Good Friday a Holiday in Cuba for First Time in 50 Years

Cuba’s Catholic primate offered an appeal for forgiveness and reconciliation in a sermon that was broadcast on state television as the island’s Communist government treated Good Friday as an official holiday for the first time in half a century, The Latin American Herald Tribune reports.
“Without forgiveness there cannot be healthy interpersonal relations, nor family life, nor social coexistence, nor reconciliation between human groups, nor within peoples, but how hard it is for us to forgive,” Cardinal Jaime Ortega said from Havana Cathedral.
The Cuban government announced last week that workers would get the day off for Good Friday, granting the request Pope Benedict XVI made of President Raul Castro during the pontiff’s March 26-28 visit to the island.
The government said, however, that it has yet to make a final decision on whether to permanently make Good Friday a public holiday, a move most Cubans would favor, judging from the comments of Havana residents who talked to Efe.
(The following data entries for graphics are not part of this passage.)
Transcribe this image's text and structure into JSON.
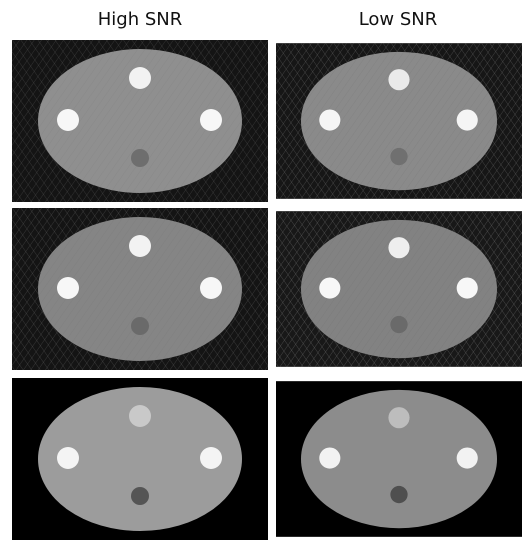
{
  "columns": [
    "High SNR",
    "Low SNR"
  ]
}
“Although our Catholic religious culture is not so deep-seated, I believe this day should be respected because it is the way to demonstrate that we respect that religion and its followers,” said Annia Gonzalez, a 22-year-old student who is not a practicing Catholic.
The Communist government’s decision more than 50 years ago to eliminate the Good Friday holiday “was a great mistake because the Cuban people are religious,” Miguel Valverde, 79, told Efe.
“That this Good Friday is being celebrated has been an achievement for society and it should be kept this way forever,” 75-year-old Aracelis Mico, who was educated by nuns, insisted.
The Vatican says more than 60 percent of Cubans are Catholic, though the local hierarchy estimates that only 1 percent of the population regularly attend Mass.
Other observers contend that the dominant form of religiosity on the island is a combination of Catholic and Afro-Cuban elements, as in Santeria.
The precedent for Benedict’s Good Friday request was set by Pope John Paul II during his historic 1998 visit to Cuba, when he persuaded then-President Fidel Castro, Raul’s older brother, to make Dec. 25 a public holiday.
Hailing the “new vigor” John Paul inspired in Cuba’s Catholic Church 14 years ago, the current pontiff used his public appearances on the island last week to demand greater freedom for the church, especially in the realms of social work and education.
Relations between church and state in Cuba are currently better than at any time since the 1959 revolution.
The unprecedented dialogue that Cardinal Ortega and Raul Castro began two years ago has already led to the release of more than 100 political prisoners.
Besides airing services from Havana Cathedral, Cuban state television is expected to broadcast footage of Pope Benedict’s Way of the Cross ceremony Friday at the Coliseum in Rome.